Südwind: 1997 veröffentlichten die Weltgesundheitsorganisation WHO, das Weltkinderhilfswerk UNICEF und der Bevölkerungsfonds UNFPA einen gemeinsamen Plan zur Bekämpfung von Genitalverstümmelungen. Innerhalb von zehn Jahren wollen sie diese größtenteils, innerhalb von drei Generationen gänzlich abschaffen. Ist das ein realistisches Ziel?
Waris Dirie: Natürlich ist das realistisch, sehr realistisch. Menschen tun es, und Menschen können damit aufhören. Also warum nicht?

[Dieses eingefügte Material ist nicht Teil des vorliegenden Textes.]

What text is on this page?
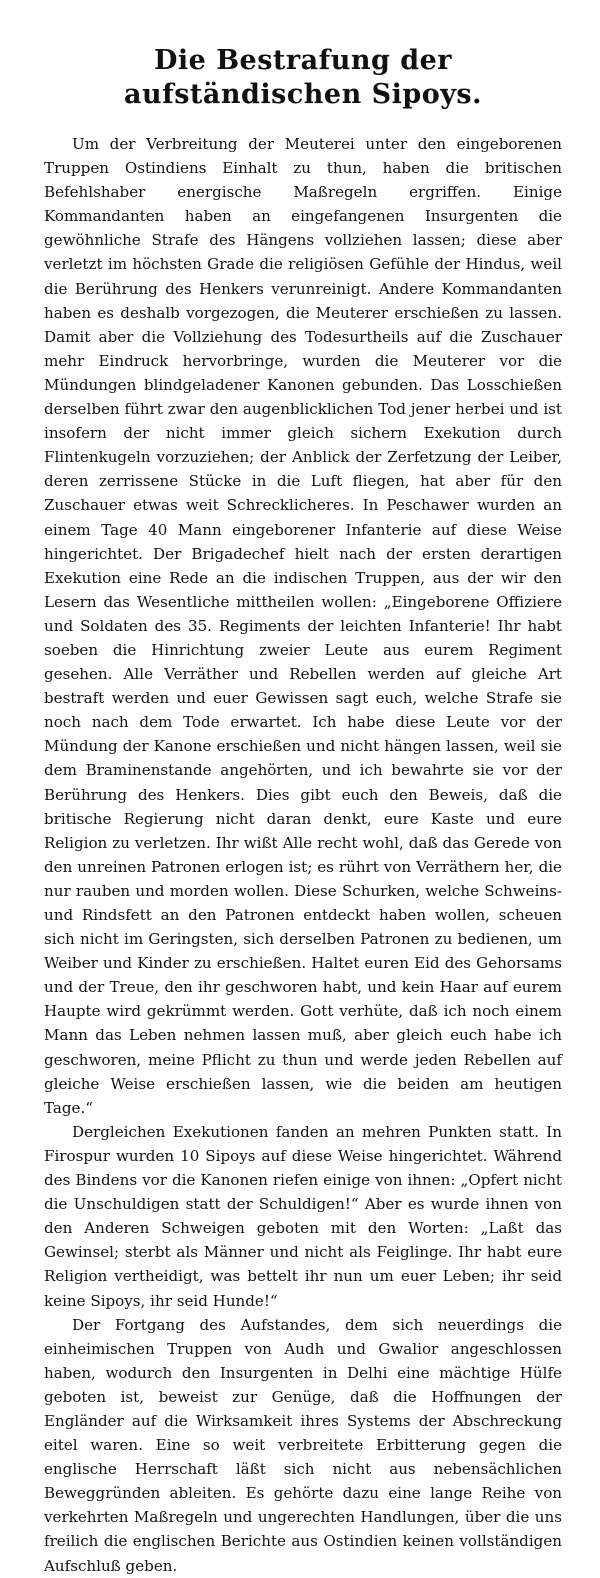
Die Bestrafung der aufständischen Sipoys.

Um der Verbreitung der Meuterei unter den eingeborenen Truppen Ostindiens Einhalt zu thun, haben die britischen Befehlshaber energische Maßregeln ergriffen. Einige Kommandanten haben an eingefangenen Insurgenten die gewöhnliche Strafe des Hängens vollziehen lassen; diese aber verletzt im höchsten Grade die religiösen Gefühle der Hindus, weil die Berührung des Henkers verunreinigt. Andere Kommandanten haben es deshalb vorgezogen, die Meuterer erschießen zu lassen. Damit aber die Vollziehung des Todesurtheils auf die Zuschauer mehr Eindruck hervorbringe, wurden die Meuterer vor die Mündungen blindgeladener Kanonen gebunden. Das Losschießen derselben führt zwar den augenblicklichen Tod jener herbei und ist insofern der nicht immer gleich sichern Exekution durch Flintenkugeln vorzuziehen; der Anblick der Zerfetzung der Leiber, deren zerrissene Stücke in die Luft fliegen, hat aber für den Zuschauer etwas weit Schrecklicheres. In Peschawer wurden an einem Tage 40 Mann eingeborener Infanterie auf diese Weise hingerichtet. Der Brigadechef hielt nach der ersten derartigen Exekution eine Rede an die indischen Truppen, aus der wir den Lesern das Wesentliche mittheilen wollen: „Eingeborene Offiziere und Soldaten des 35. Regiments der leichten Infanterie! Ihr habt soeben die Hinrichtung zweier Leute aus eurem Regiment gesehen. Alle Verräther und Rebellen werden auf gleiche Art bestraft werden und euer Gewissen sagt euch, welche Strafe sie noch nach dem Tode erwartet. Ich habe diese Leute vor der Mündung der Kanone erschießen und nicht hängen lassen, weil sie dem Braminenstande angehörten, und ich bewahrte sie vor der Berührung des Henkers. Dies gibt euch den Beweis, daß die britische Regierung nicht daran denkt, eure Kaste und eure Religion zu verletzen. Ihr wißt Alle recht wohl, daß das Gerede von den unreinen Patronen erlogen ist; es rührt von Verräthern her, die nur rauben und morden wollen. Diese Schurken, welche Schweins- und Rindsfett an den Patronen entdeckt haben wollen, scheuen sich nicht im Geringsten, sich derselben Patronen zu bedienen, um Weiber und Kinder zu erschießen. Haltet euren Eid des Gehorsams und der Treue, den ihr geschworen habt, und kein Haar auf eurem Haupte wird gekrümmt werden. Gott verhüte, daß ich noch einem Mann das Leben nehmen lassen muß, aber gleich euch habe ich geschworen, meine Pflicht zu thun und werde jeden Rebellen auf gleiche Weise erschießen lassen, wie die beiden am heutigen Tage.“

Dergleichen Exekutionen fanden an mehren Punkten statt. In Firospur wurden 10 Sipoys auf diese Weise hingerichtet. Während des Bindens vor die Kanonen riefen einige von ihnen: „Opfert nicht die Unschuldigen statt der Schuldigen!“ Aber es wurde ihnen von den Anderen Schweigen geboten mit den Worten: „Laßt das Gewinsel; sterbt als Männer und nicht als Feiglinge. Ihr habt eure Religion vertheidigt, was bettelt ihr nun um euer Leben; ihr seid keine Sipoys, ihr seid Hunde!“

Der Fortgang des Aufstandes, dem sich neuerdings die einheimischen Truppen von Audh und Gwalior angeschlossen haben, wodurch den Insurgenten in Delhi eine mächtige Hülfe geboten ist, beweist zur Genüge, daß die Hoffnungen der Engländer auf die Wirksamkeit ihres Systems der Abschreckung eitel waren. Eine so weit verbreitete Erbitterung gegen die englische Herrschaft läßt sich nicht aus nebensächlichen Beweggründen ableiten. Es gehörte dazu eine lange Reihe von verkehrten Maßregeln und ungerechten Handlungen, über die uns freilich die englischen Berichte aus Ostindien keinen vollständigen Aufschluß geben.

Aber es gibt so viele Menschen zu überzeugen.
Man muss tun, was man tun muss. Wo ein Wille, da ein Weg. Über diesen Punkt braucht man nicht zu reden.
Es gibt aber Länder, wo das Problem der Genitalverstümmelung auf Grund von radikalen islamistischen Bewegungen während der letzten Jahre sogar zugenommen hat – Ägypten beispielsweise. Hat man nicht manchmal das Gefühl, gegen Windmühlen zu kämpfen?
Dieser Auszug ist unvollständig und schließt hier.